The Positions. Begin your rehearsal at the altar with you and the Groom in the center and your Officiant behind you. How will you stand? Facing the Groom or back to the audience? We prefer Bride and Groom facing each other holding hands, which produces better photos and allows the audience to better hear your voices. But the choice is yours. Your attendants are lined up behind you (facing you) and the same goes for the groomsmen. Bridesmaids are holding bouquets, but what are the groomsmen doing with their hands? We prefer hands together behind their backs. The choice is yours, just be sure that they all hold themselves in a similar manner. Do you plan to use a wireless microphone? If so, identify who will bring it and have it at the rehearsal if possible. Where will the flower girl and ring bearer stand? Be sure to have their parents seated close to the front on the aisle for any needed rescue.

The Ceremony. Once your coordinator is satisfied with the positions, let the Officiant lead everyone through the ceremony. If you are lighting a unity candle, practice walking to it with your Groom. Do you have a match? Where is your train for the walk there and back? To which side should the Officiant move to avoid stepping on your train? Can your maid of honor straighten your train when you are back in place while holding both your and her bouquets in one hand? If you are having guests present readings, practice that. How will they approach the altar and where will they stand? If you are having any special songs played or sung during the ceremony, play them at their proper place in the ceremony. Where will the singer stand? Once you are at the end of the ceremony, then what? Will your Officiant introduce you to the audience or will you simply exit? How will you be introduced? Will there be a dove or butterfly release? If so, when and where? Will the Officiant give the guests guidance in what to do next? For example, adjourn to the reception area for refreshments while photographs are taken or meet at the off-site reception location? In the rehearsal, many details will come up that you simply cannot anticipate!

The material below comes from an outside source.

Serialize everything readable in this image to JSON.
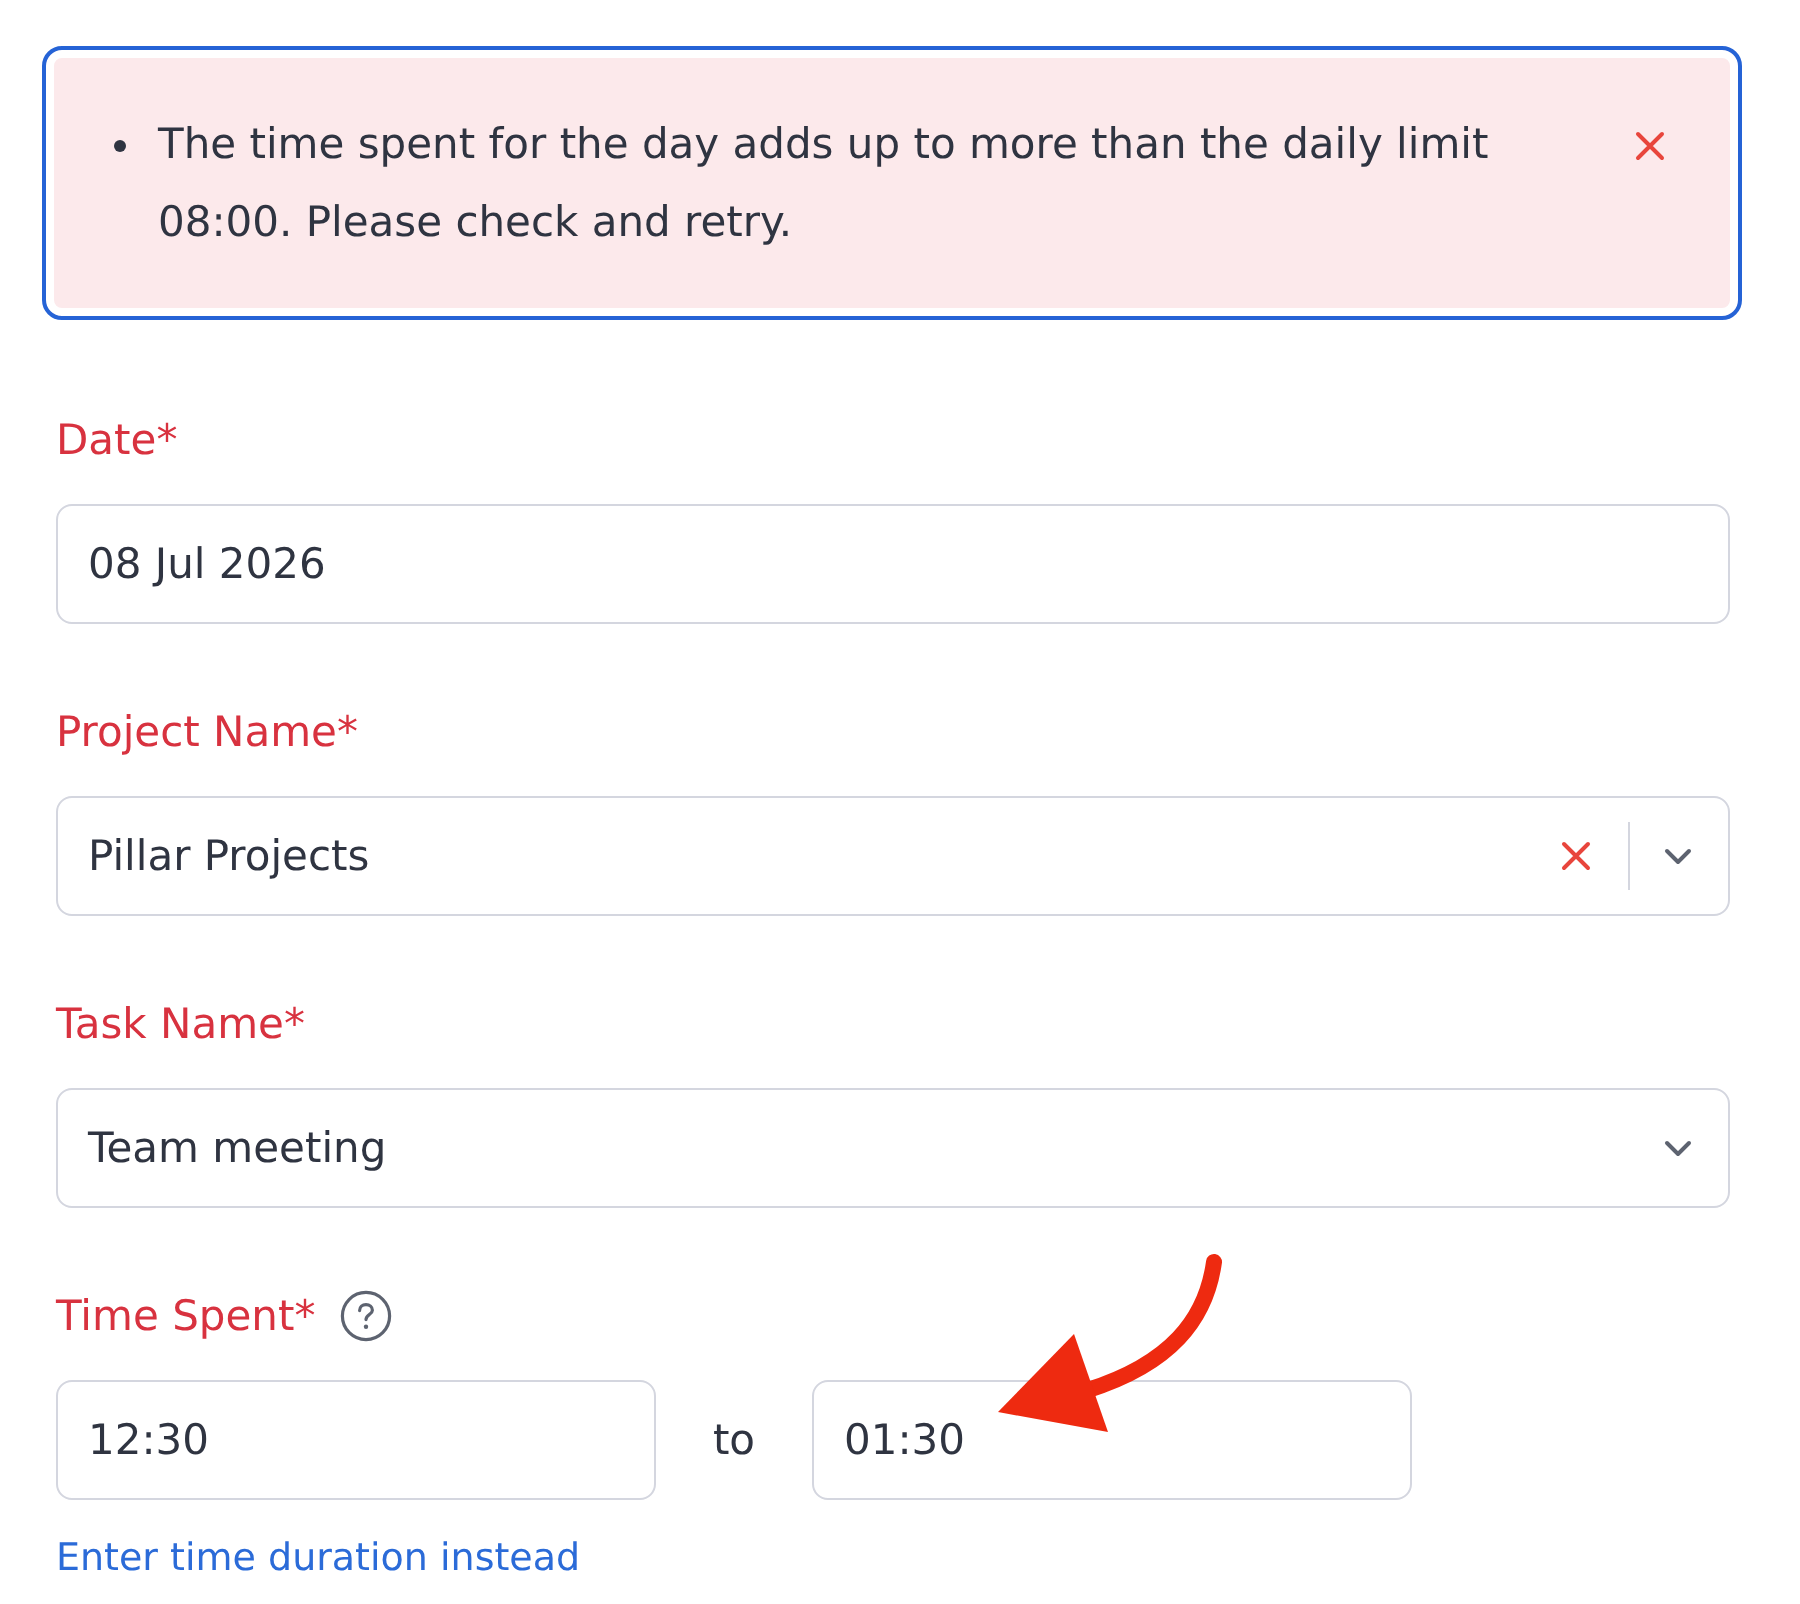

The Recessional. The Bride and Groom generally lead the wedding party out of the ceremony area. Although on one occasion we have seen the flower girl lead the exit, tossing flowers as she went! If directed to do so by your photographer, pause at the appropriate spots for a quick photo. Decide with your coordinator how far down the aisle each couple walks before the next couple leaves the altar (you don't want to all bunch up together). A well spaced exit can be breathtaking! After the wedding party exits, then the family rows exit followed by a general exit. Now what? Be sure the wedding party knows what they are expected to do next. Generally they will gather with you and your family for a photo session. Afterwards, they will be introduced with you in the grand entrance (or in a receiving line), take their seats at the head table, and remain there through the meal portion of the reception.

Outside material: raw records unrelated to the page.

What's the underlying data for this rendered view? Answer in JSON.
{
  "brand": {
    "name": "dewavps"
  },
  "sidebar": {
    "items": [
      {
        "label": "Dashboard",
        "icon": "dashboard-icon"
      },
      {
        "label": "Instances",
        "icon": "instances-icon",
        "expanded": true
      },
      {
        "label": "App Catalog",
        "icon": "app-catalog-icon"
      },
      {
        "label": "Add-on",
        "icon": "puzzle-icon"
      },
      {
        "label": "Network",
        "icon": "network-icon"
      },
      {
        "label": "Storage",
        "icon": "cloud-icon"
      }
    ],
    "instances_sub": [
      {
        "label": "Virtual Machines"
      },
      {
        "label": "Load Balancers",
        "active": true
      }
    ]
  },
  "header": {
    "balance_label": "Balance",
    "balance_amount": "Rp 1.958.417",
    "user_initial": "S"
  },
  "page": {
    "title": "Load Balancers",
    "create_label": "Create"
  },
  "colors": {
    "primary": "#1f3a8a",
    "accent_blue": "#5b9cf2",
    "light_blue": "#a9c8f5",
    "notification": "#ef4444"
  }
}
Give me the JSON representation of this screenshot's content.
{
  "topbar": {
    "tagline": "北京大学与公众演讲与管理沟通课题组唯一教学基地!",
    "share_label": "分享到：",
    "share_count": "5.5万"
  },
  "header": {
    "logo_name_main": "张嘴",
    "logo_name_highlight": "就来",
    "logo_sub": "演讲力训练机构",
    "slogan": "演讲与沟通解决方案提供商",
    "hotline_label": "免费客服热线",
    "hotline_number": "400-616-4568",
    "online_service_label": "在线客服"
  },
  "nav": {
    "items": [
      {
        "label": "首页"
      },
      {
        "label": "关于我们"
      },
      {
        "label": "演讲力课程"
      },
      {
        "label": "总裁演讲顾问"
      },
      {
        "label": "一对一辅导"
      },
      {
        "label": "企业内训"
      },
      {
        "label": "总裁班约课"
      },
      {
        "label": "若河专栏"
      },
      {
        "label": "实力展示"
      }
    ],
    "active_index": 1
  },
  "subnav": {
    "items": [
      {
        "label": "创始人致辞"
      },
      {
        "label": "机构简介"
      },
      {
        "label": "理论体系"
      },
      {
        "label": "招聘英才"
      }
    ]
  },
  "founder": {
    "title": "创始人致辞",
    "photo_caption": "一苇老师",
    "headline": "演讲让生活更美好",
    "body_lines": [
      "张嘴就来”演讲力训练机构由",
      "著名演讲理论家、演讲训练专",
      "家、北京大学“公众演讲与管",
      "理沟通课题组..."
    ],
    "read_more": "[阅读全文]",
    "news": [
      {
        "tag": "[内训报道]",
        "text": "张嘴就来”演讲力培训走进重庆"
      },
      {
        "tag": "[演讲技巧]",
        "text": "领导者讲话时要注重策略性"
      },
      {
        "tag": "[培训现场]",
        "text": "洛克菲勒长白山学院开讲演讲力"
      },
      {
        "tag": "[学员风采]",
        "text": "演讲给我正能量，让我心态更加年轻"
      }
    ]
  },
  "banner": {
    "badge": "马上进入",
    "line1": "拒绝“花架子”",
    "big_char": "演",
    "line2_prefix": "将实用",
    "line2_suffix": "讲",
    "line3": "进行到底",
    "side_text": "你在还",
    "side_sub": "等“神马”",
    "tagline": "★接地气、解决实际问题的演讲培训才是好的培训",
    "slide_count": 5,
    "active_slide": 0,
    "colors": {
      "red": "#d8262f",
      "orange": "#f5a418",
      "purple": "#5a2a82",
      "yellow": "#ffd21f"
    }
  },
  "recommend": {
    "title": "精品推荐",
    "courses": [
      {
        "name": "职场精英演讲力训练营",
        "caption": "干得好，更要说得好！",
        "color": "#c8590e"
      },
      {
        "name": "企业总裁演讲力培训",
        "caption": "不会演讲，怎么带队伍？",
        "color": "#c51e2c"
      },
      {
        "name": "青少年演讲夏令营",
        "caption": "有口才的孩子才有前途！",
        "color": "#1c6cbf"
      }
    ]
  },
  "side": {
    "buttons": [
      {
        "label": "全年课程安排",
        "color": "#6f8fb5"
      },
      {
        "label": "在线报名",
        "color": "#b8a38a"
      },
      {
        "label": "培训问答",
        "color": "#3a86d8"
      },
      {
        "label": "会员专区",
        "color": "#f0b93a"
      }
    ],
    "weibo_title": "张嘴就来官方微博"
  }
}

The Processional. Now practice the entrance, or processional. Play the appropriate music while seating the parents. Once the Bride's mother is seated, the Officiant, Groom, best man, and groomsmen enter and take their places at the altar. The wedding party then enters to the appropriate music in the reverse order that they exited. Decide on the appropriate bridesmaids spacing and practice their entry with the appropriate music. Is the song too short? Too long? Were the flower girl and ring bearer able to make it all the way up the aisle? If they won't do it at the rehearsal then they won't do it at the actual ceremony. Once all are in place at the altar, your music begins and you make your entrance. Once at the altar, practice the hand-off from father to Groom. Generally, your father kisses your cheek, shakes your Groom's hand, places your hand into the Groom's, then takes his seat.

Repeat this sequence until you feel comfortable.